- Origin: Muscle Shoals, Alabama, U.S.
- Genres: Pop
- Years active: 1979
- Labels: Free Flight, RCA
- Past members: Ken Bell Terry Skinner J.L. Wallace

= Bama (band) =

American studio pop group (1979)

Bama were an American studio pop group from Muscle Shoals, Alabama composed of Terry Skinner, Ken Bell, and J.L. Wallace. They released one album in 1979, Touch Me When We're Dancing, which included the single and title track "Touch Me When We're Dancing". The song charted number 86 US and number 42 US AC. The song was favorably reviewed in Billboard.

It was re-recorded and released by The Carpenters in 1981 with their version reaching number 16 US and number 1 US AC. Country music group Alabama also recorded a version in 1986 that reached number 1 on the country charts.
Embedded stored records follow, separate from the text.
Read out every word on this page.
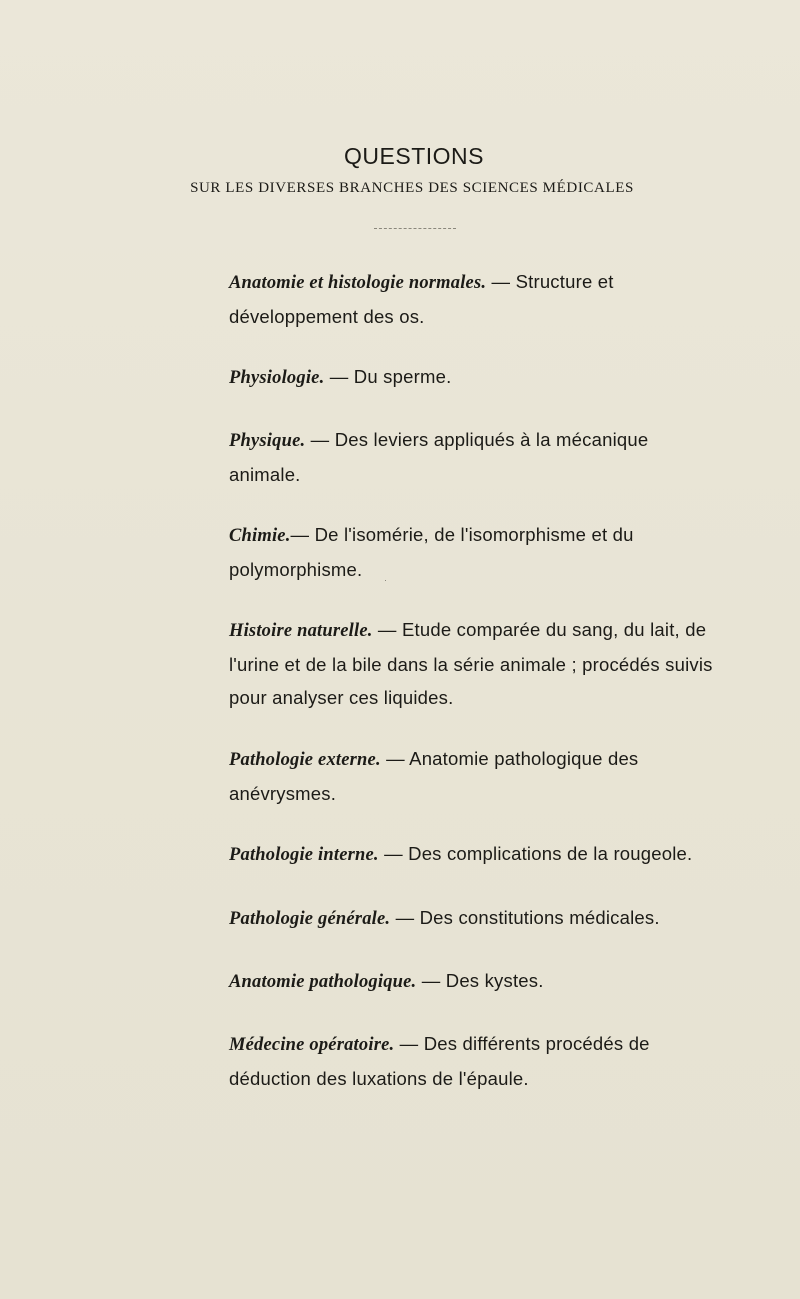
QUESTIONS
SUR LES DIVERSES BRANCHES DES SCIENCES MÉDICALES
Anatomie et histologie normales. — Structure et développement des os.
Physiologie. — Du sperme.
Physique. — Des leviers appliqués à la mécanique animale.
Chimie.— De l'isomérie, de l'isomorphisme et du polymorphisme.
Histoire naturelle. — Etude comparée du sang, du lait, de l'urine et de la bile dans la série animale ; procédés suivis pour analyser ces liquides.
Pathologie externe. — Anatomie pathologique des anévrysmes.
Pathologie interne. — Des complications de la rougeole.
Pathologie générale. — Des constitutions médicales.
Anatomie pathologique. — Des kystes.
Médecine opératoire. — Des différents procédés de déduction des luxations de l'épaule.
·
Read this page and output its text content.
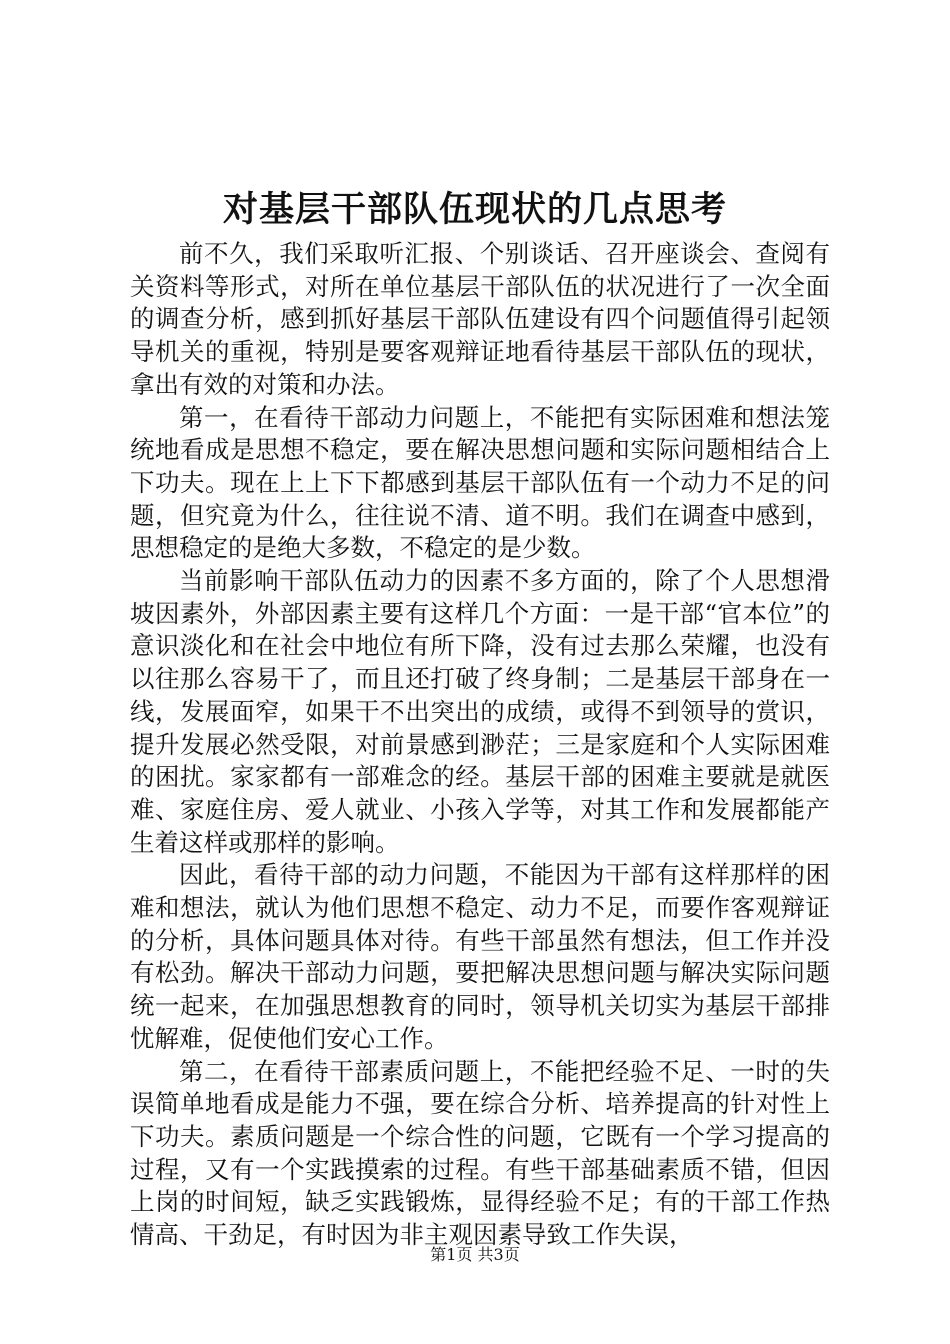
对基层干部队伍现状的几点思考

前不久，我们采取听汇报、个别谈话、召开座谈会、查阅有关资料等形式，对所在单位基层干部队伍的状况进行了一次全面的调查分析，感到抓好基层干部队伍建设有四个问题值得引起领导机关的重视，特别是要客观辩证地看待基层干部队伍的现状，拿出有效的对策和办法。

第一，在看待干部动力问题上，不能把有实际困难和想法笼统地看成是思想不稳定，要在解决思想问题和实际问题相结合上下功夫。现在上上下下都感到基层干部队伍有一个动力不足的问题，但究竟为什么，往往说不清、道不明。我们在调查中感到，思想稳定的是绝大多数，不稳定的是少数。

当前影响干部队伍动力的因素不多方面的，除了个人思想滑坡因素外，外部因素主要有这样几个方面：一是干部“官本位”的意识淡化和在社会中地位有所下降，没有过去那么荣耀，也没有以往那么容易干了，而且还打破了终身制；二是基层干部身在一线，发展面窄，如果干不出突出的成绩，或得不到领导的赏识，提升发展必然受限，对前景感到渺茫；三是家庭和个人实际困难的困扰。家家都有一部难念的经。基层干部的困难主要就是就医难、家庭住房、爱人就业、小孩入学等，对其工作和发展都能产生着这样或那样的影响。

因此，看待干部的动力问题，不能因为干部有这样那样的困难和想法，就认为他们思想不稳定、动力不足，而要作客观辩证的分析，具体问题具体对待。有些干部虽然有想法，但工作并没有松劲。解决干部动力问题，要把解决思想问题与解决实际问题统一起来，在加强思想教育的同时，领导机关切实为基层干部排忧解难，促使他们安心工作。

第二，在看待干部素质问题上，不能把经验不足、一时的失误简单地看成是能力不强，要在综合分析、培养提高的针对性上下功夫。素质问题是一个综合性的问题，它既有一个学习提高的过程，又有一个实践摸索的过程。有些干部基础素质不错，但因上岗的时间短，缺乏实践锻炼，显得经验不足；有的干部工作热情高、干劲足，有时因为非主观因素导致工作失误，

第1页 共3页
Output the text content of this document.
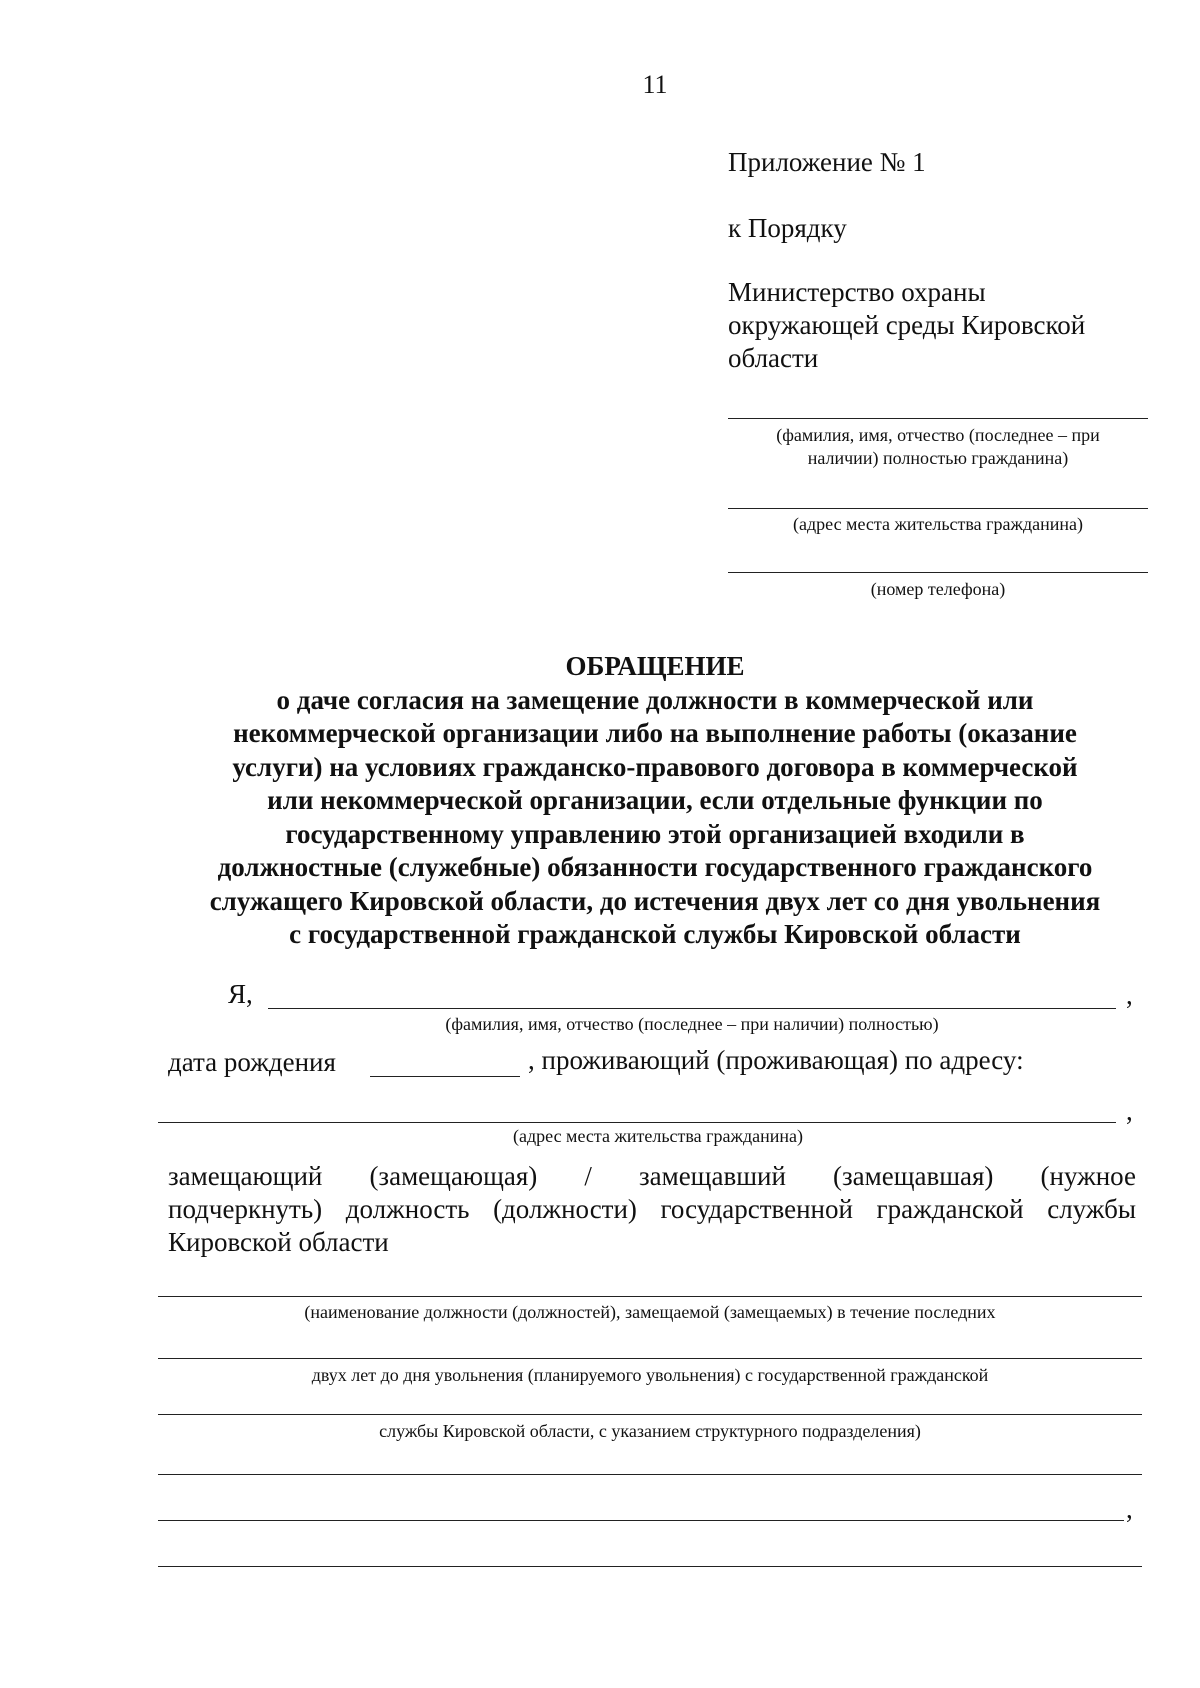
11
Приложение № 1
к Порядку
Министерство охраны
окружающей среды Кировской
области
(фамилия, имя, отчество (последнее – при
наличии) полностью гражданина)
(адрес места жительства гражданина)
(номер телефона)
ОБРАЩЕНИЕ
о даче согласия на замещение должности в коммерческой или
некоммерческой организации либо на выполнение работы (оказание
услуги) на условиях гражданско-правового договора в коммерческой
или некоммерческой организации, если отдельные функции по
государственному управлению этой организацией входили в
должностные (служебные) обязанности государственного гражданского
служащего Кировской области, до истечения двух лет со дня увольнения
с государственной гражданской службы Кировской области
Я,	,
(фамилия, имя, отчество (последнее – при наличии) полностью)
дата рождения	, проживающий (проживающая) по адресу:
,
(адрес места жительства гражданина)
замещающий (замещающая) / замещавший (замещавшая) (нужное
подчеркнуть) должность (должности) государственной гражданской службы
Кировской области
(наименование должности (должностей), замещаемой (замещаемых) в течение последних
двух лет до дня увольнения (планируемого увольнения) с государственной гражданской
службы Кировской области, с указанием структурного подразделения)
,
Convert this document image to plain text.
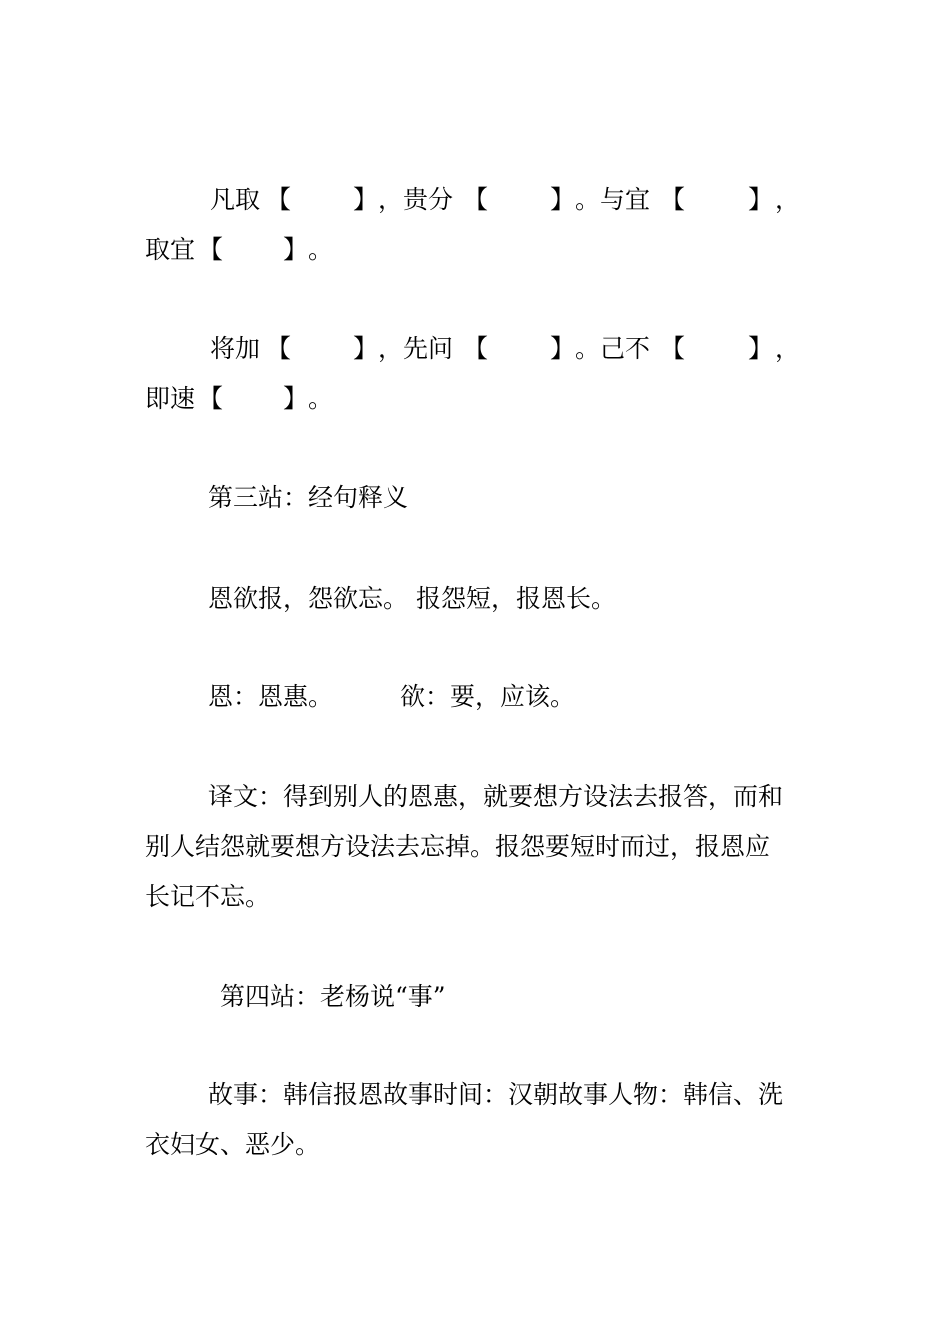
凡取 【 】 ，贵分 【 】 。与宜 【	】 ，
取宜 【 】 。
将加 【 】 ，先问 【 】 。己不 【	】 ，
即速 【 】 。
第三站：经句释义
恩欲报，怨欲忘。 报怨短，报恩长。
恩：恩惠。	欲：要，应该。
译文：得到别人的恩惠，就要想方设法去报答，而和
别人结怨就要想方设法去忘掉。报怨要短时而过，报恩应
长记不忘。
第四站：老杨说“事”
故事：韩信报恩故事时间：汉朝故事人物：韩信、洗
衣妇女、恶少。
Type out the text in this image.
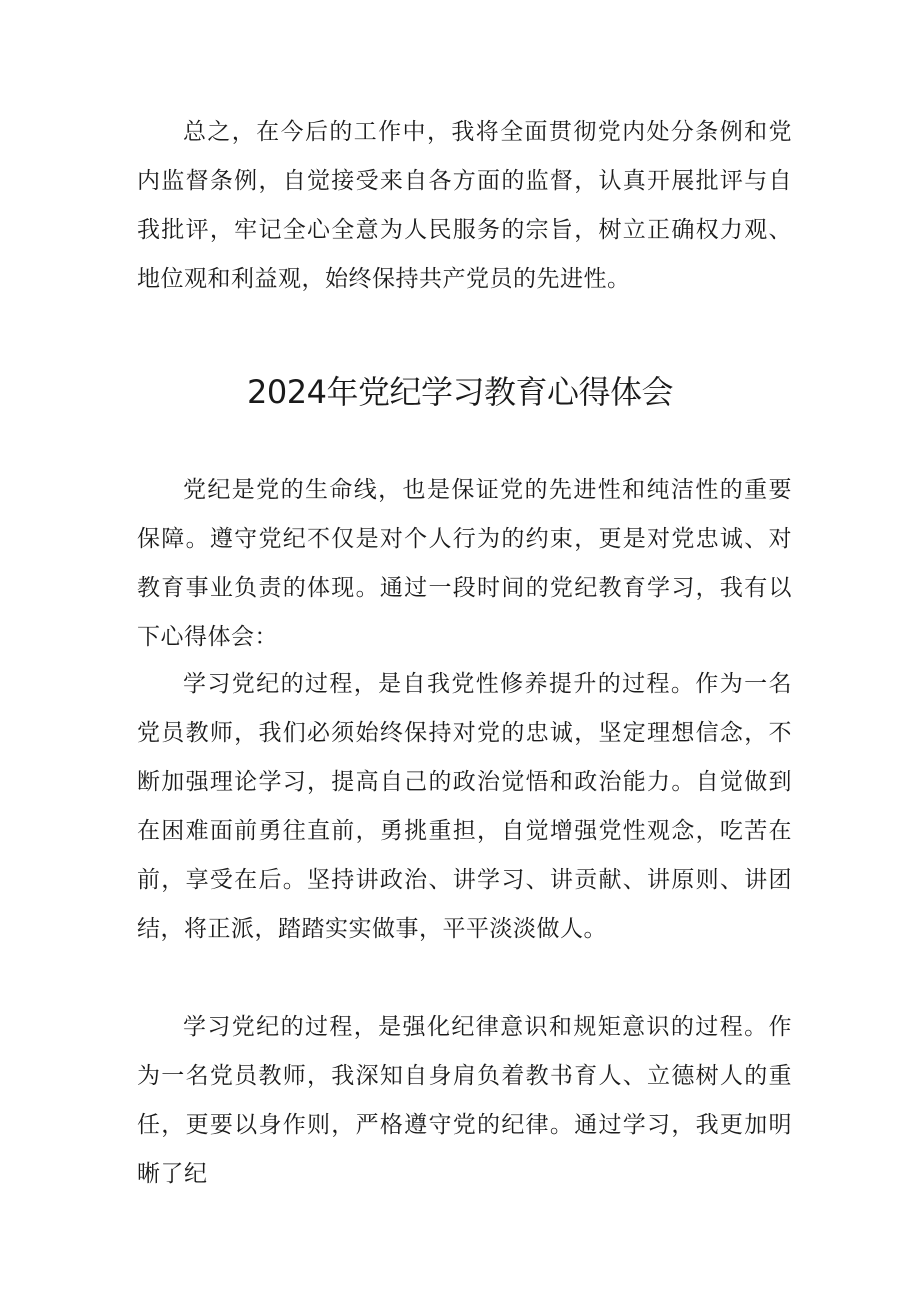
总之，在今后的工作中，我将全面贯彻党内处分条例和党内监督条例，自觉接受来自各方面的监督，认真开展批评与自我批评，牢记全心全意为人民服务的宗旨，树立正确权力观、地位观和利益观，始终保持共产党员的先进性。

2024年党纪学习教育心得体会

党纪是党的生命线，也是保证党的先进性和纯洁性的重要保障。遵守党纪不仅是对个人行为的约束，更是对党忠诚、对教育事业负责的体现。通过一段时间的党纪教育学习，我有以下心得体会：

学习党纪的过程，是自我党性修养提升的过程。作为一名党员教师，我们必须始终保持对党的忠诚，坚定理想信念，不断加强理论学习，提高自己的政治觉悟和政治能力。自觉做到在困难面前勇往直前，勇挑重担，自觉增强党性观念，吃苦在前，享受在后。坚持讲政治、讲学习、讲贡献、讲原则、讲团结，将正派，踏踏实实做事，平平淡淡做人。

学习党纪的过程，是强化纪律意识和规矩意识的过程。作为一名党员教师，我深知自身肩负着教书育人、立德树人的重任，更要以身作则，严格遵守党的纪律。通过学习，我更加明晰了纪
Bama also wrote, but did not release their own version of the song "Even the Nights Are Better", which became a major hit for Air Supply in 1982. Lead Terry Skinner has been a successful songwriter writing some pop hits, but mostly country hits for acts such as The Forester Sisters, David Frizzell and Highway 101.

Terry Skinner (born August 24, 1943) died on November 14, 2014, at age 71.

Jerry Lee "J.L." Wallace died on July 22, 2018, at age 67.